Buzzword Bingo (1) – Big Data

data“Big data is like teenage sex: everyone talks about it, nobody really knows how to do it, everyone thinks everyone else is doing it, so everyone claims they are doing it…” (Dan Ariely)

I was working with a data product before I had ever heard the term “big data“. Nesstar had taken an EU funded development all the way to an excellent commercial product, developing the concept of the semantic web to give structure and meaning to data, enabling those data to be disseminated on the web to users with a standard web browser. Users could browse, analyse and visualise data from very large data sets.  The aim was to allow non-expert users to find data relevant to their needs and then, most importantly, to derive meaning from the data.

Ten years on, big data is now a hot topic, often in relation to the Internet of Things – the proliferation of sensors in the Internet of Things will generate lots of data. In many ways the challenge is the same as that addressed by Nesstar – how to gain meaningful insight from large amounts of data.  The difference is in the diversity of the data.  Nesstar worked on static data that had been carefully prepared and uploaded on to a server – data preparation was a major effort.  The new big data story is often about dynamic data collected from many sources, some of them real sensors, others on the internet – the data sources might be controlled by a range of organisations. The data will often be near real-time – there is likely to be little scope for manual intervention in data preparation. The process will in many cases be machine-based from end to end. The common feature is that for big data the challenge is for systems to make sense of the information, either for presentation to humans, or as input into machine controlled systems.
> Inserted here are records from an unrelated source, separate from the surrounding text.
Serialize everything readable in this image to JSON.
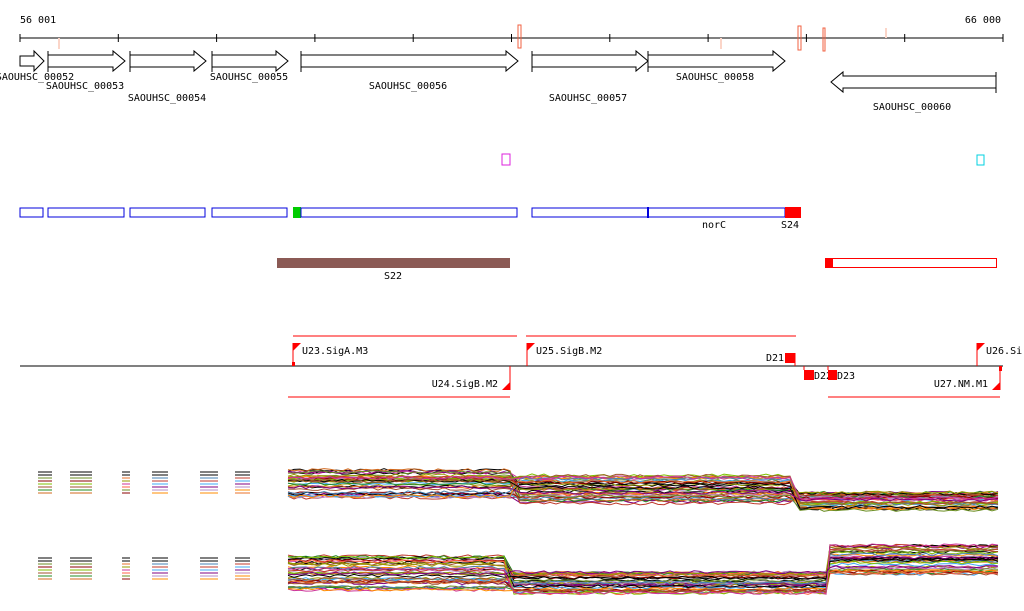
{
  "ruler": {
    "start_label": "56 001",
    "end_label": "66 000"
  },
  "genes": [
    {
      "name": "SAOUHSC_00052",
      "strand": "+"
    },
    {
      "name": "SAOUHSC_00053",
      "strand": "+"
    },
    {
      "name": "SAOUHSC_00054",
      "strand": "+"
    },
    {
      "name": "SAOUHSC_00055",
      "strand": "+"
    },
    {
      "name": "SAOUHSC_00056",
      "strand": "+"
    },
    {
      "name": "SAOUHSC_00057",
      "strand": "+"
    },
    {
      "name": "SAOUHSC_00058",
      "strand": "+"
    },
    {
      "name": "SAOUHSC_00060",
      "strand": "-"
    }
  ],
  "features": {
    "norC": "norC",
    "S24": "S24",
    "S22": "S22"
  },
  "promoters": {
    "U23": "U23.SigA.M3",
    "U24": "U24.SigB.M2",
    "U25": "U25.SigB.M2",
    "U26": "U26.Si",
    "U27": "U27.NM.M1",
    "D21": "D21",
    "D22": "D22",
    "D23": "D23"
  },
  "colors": {
    "gene_box": "#0000dd",
    "accent": "#ff0000",
    "sRNA": "#8b5a55",
    "orf_start": "#00cc00"
  },
  "expression_palette": [
    "#e8702a",
    "#c0392b",
    "#7fbf00",
    "#999900",
    "#3fa9f5",
    "#a0522d",
    "#cc3399",
    "#800080",
    "#228b22",
    "#ff6347",
    "#b58fc7",
    "#d2691e",
    "#6b8e23",
    "#ff8c00",
    "#4682b4",
    "#8b0000"
  ]
}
This all means that there’s something for everyone in big data ranging from acquisition, communication, data management and storage and perhaps most importantly the applications making sense of and making use of the data. There are questions of who owns the data (whether it’s analysis of your location or browsing habits as collected by Google, or your electricity consumption as measured by your smart meter) so even the lawyers can take part.

Fortunately for those of us involved in product development, there is still plenty to be done in pulling all these elements together.